Calais : «Les policiers nous aspergent de gaz pendant que nous dormons»

Revue de presse. Par Haydée Sabéran - Libération.



L'ONG Human Rights Wach dénonce dans un rapport publié ce mercredi l'usage du gaz poivre par la police contre les migrants à Calais, y compris pendant leur sommeil. Des accusations qualifiées de "mensongères" par les autorités.

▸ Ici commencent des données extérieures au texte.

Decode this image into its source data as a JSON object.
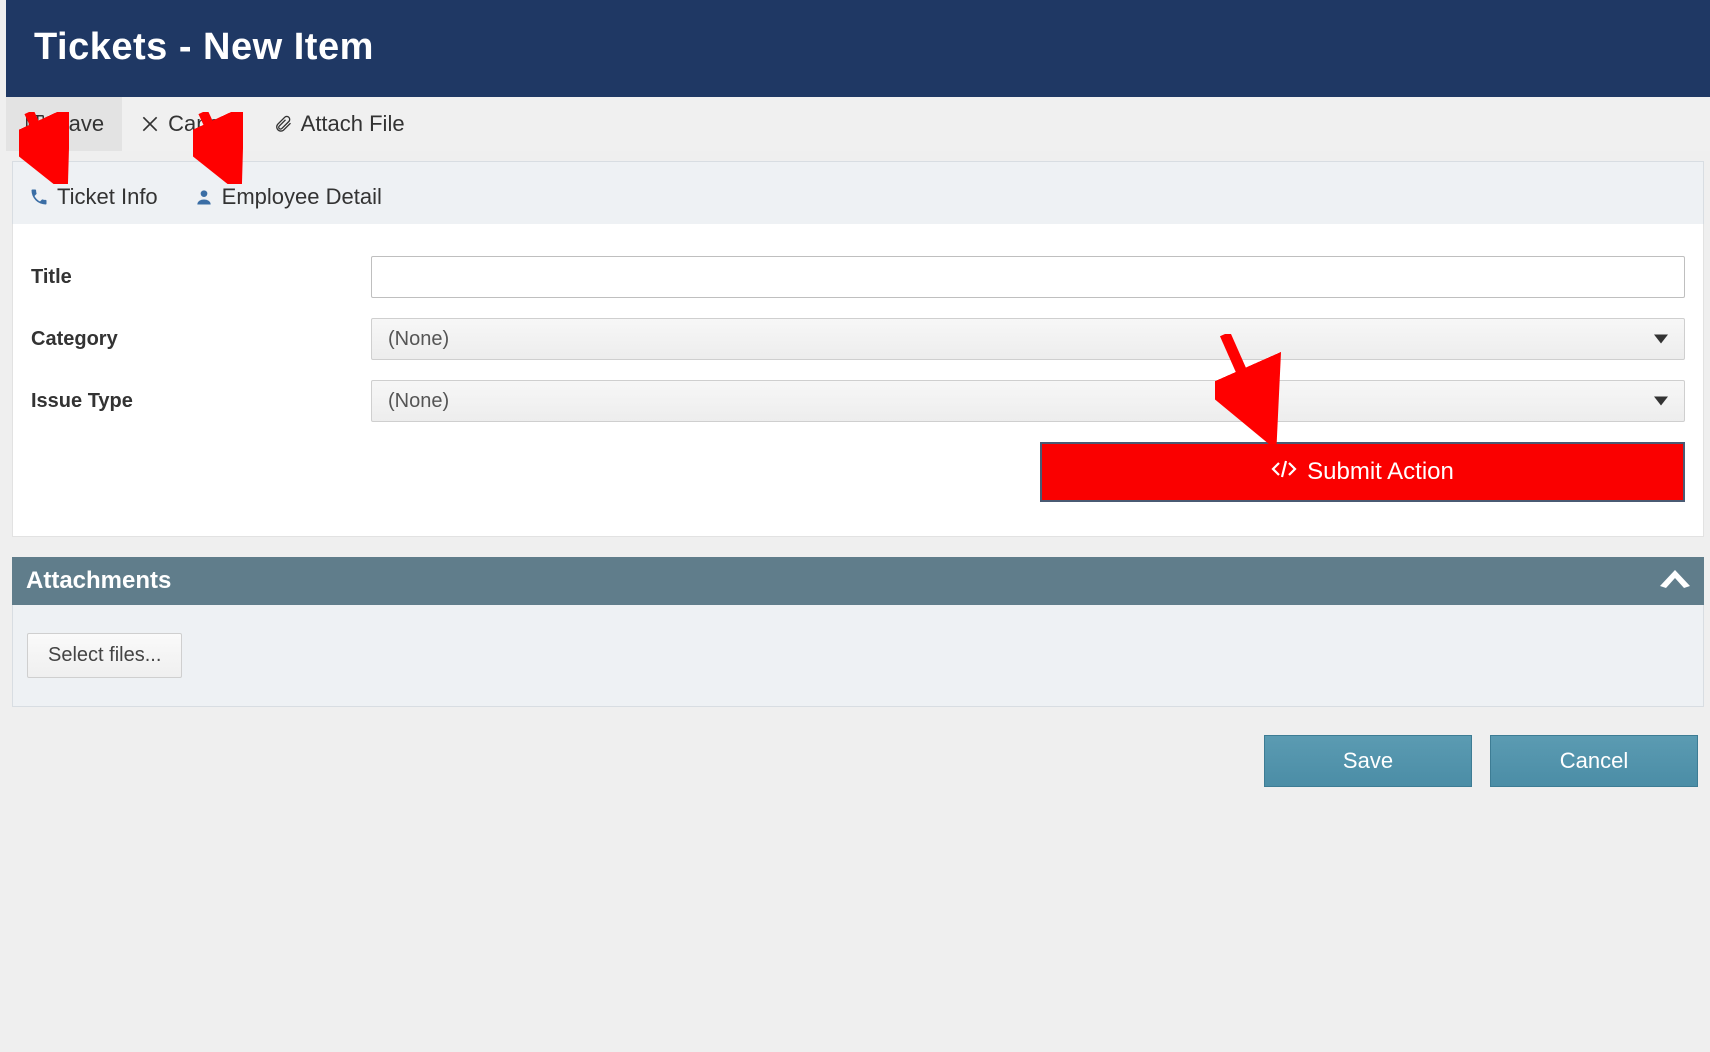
{
  "header": {
    "title": "Tickets - New Item"
  },
  "toolbar": {
    "save_label": "Save",
    "cancel_label": "Cancel",
    "attach_label": "Attach File"
  },
  "tabs": {
    "ticket_info": "Ticket Info",
    "employee_detail": "Employee Detail"
  },
  "form": {
    "title_label": "Title",
    "title_value": "",
    "category_label": "Category",
    "category_value": "(None)",
    "issue_type_label": "Issue Type",
    "issue_type_value": "(None)",
    "submit_action_label": "Submit Action"
  },
  "attachments": {
    "section_title": "Attachments",
    "select_files_label": "Select files..."
  },
  "footer": {
    "save_label": "Save",
    "cancel_label": "Cancel"
  },
  "colors": {
    "header_bg": "#1f3864",
    "submit_bg": "#fa0000",
    "accent_bg": "#607d8b",
    "action_bg": "#4f90a8"
  }
}
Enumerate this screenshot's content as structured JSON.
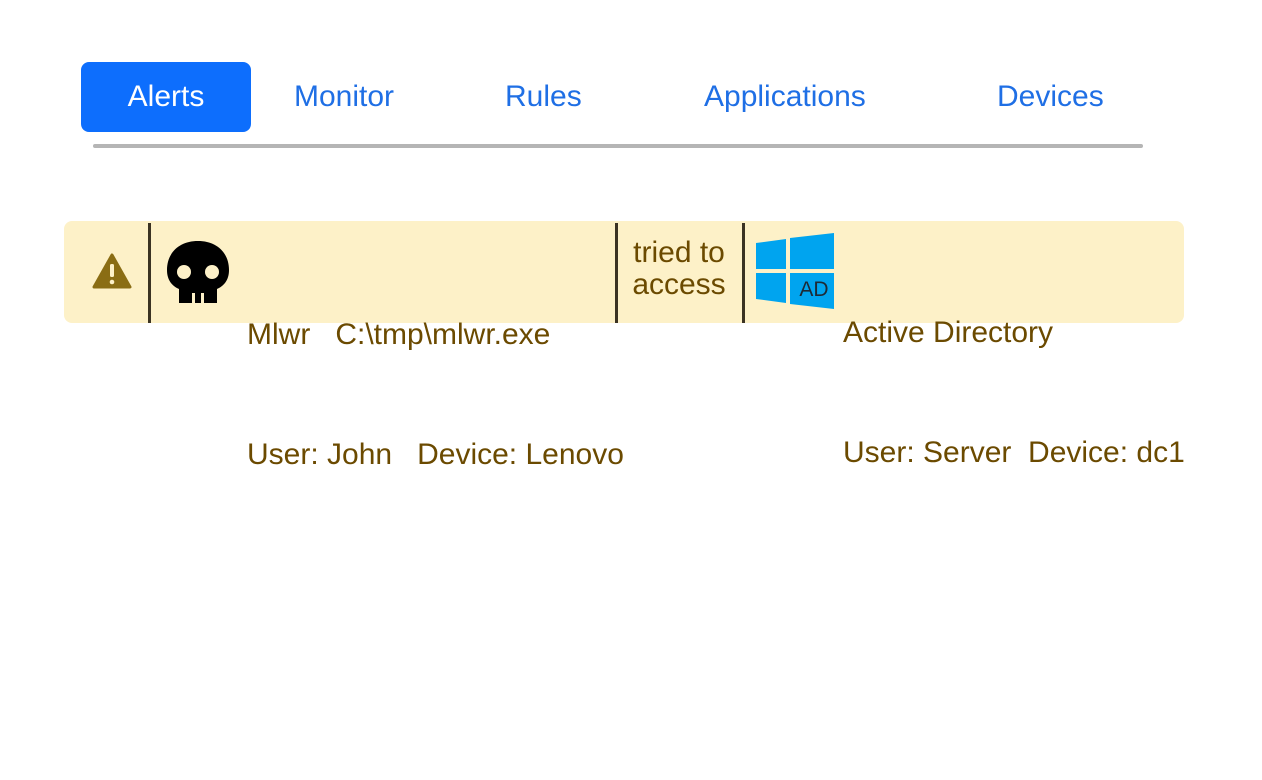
{
  "tabs": [
    {
      "label": "Alerts",
      "active": true
    },
    {
      "label": "Monitor",
      "active": false
    },
    {
      "label": "Rules",
      "active": false
    },
    {
      "label": "Applications",
      "active": false
    },
    {
      "label": "Devices",
      "active": false
    }
  ],
  "alert": {
    "severity_icon": "warning-triangle-icon",
    "source": {
      "icon": "skull-icon",
      "name": "Mlwr",
      "path": "C:\\tmp\\mlwr.exe",
      "user_label": "User: John",
      "device_label": "Device: Lenovo"
    },
    "action_line1": "tried to",
    "action_line2": "access",
    "target": {
      "icon": "windows-icon",
      "icon_text": "AD",
      "name": "Active Directory",
      "user_label": "User: Server",
      "device_label": "Device: dc1"
    }
  },
  "colors": {
    "accent": "#0d6efd",
    "tab_text": "#1f6fe5",
    "alert_bg": "#fdf1c8",
    "alert_text": "#6b4a00",
    "windows_blue": "#00a4ef"
  }
}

Que faisiez vous le 30 juin au petit jour ? Moti W., un Oromo d’Ethiopie de 17 ans, lui dormait sous un pont à Calais. Human Rights Watch a recueilli son témoignage : «Les policiers sont arrivés. Ils nous ont aspergé le visage, les cheveux, les yeux, les vêtements, le sac de couchage, la nourriture. Il y avait beaucoup de gens endormis. La police a tout recouvert de gaz poivre.»
 
L’ONG new-yorkaise assure avoir recueilli «des récits cohérents et détaillés» et «des témoignages multiples» qui décrivent presque tous des migrants aspergés de gaz poivre jusque dans leur sommeil. Presque tous leurs interlocuteurs le racontent, et certains disent le vivre tous les jours. La préfecture, dans un communiqué, a parlé d'«allégations mensongères et calomnieuses». Human Rights Watch qui avait déjà constaté des violations des droits humains en 2014 à Calais, est revenu fin juin-début juillet pour recueillir la parole d’une soixantaine d’exilés sur les violences policières.
 
Les témoignages, publiés dans un rapport intitulé «C’est comme vivre en enfer», sont glaçants. Ils corroborent et amplifient ceux recueillis par plusieurs journaux, dont Libération, ces derniers mois. Le rapport va plus loin encore que celui du défenseur des droits Jacques Toubon, déjà implacable. «Les aspersions ont lieu presque chaque nuit, raconte Nebay T., Erythréen de 17 ans. Les policiers s’approchent de nous pendant que nous dormons et nous aspergent de gaz. Ils le pulvérisent sur tout notre visage, dans nos yeux.» Dans la plupart des cas, précise l’ONG, «cet usage policier du gaz poivre se fait sans aucun avertissement» Un migrant explique qu’un agent «le bouscule du bout de sa botte» pour le réveiller, «avant de couvrir son visage de gaz». Une femme de 18 ans, Layla A., raconte : «Il y a deux jours (le 29 juin, ndlr), je marchais sur la route. Des policiers sont passés et ont utilisé leurs sprays. C’était le soir, peu après 20 heures. […] Ils ont ouvert la fenêtre [de leur voiture], et ils m’ont aspergée.»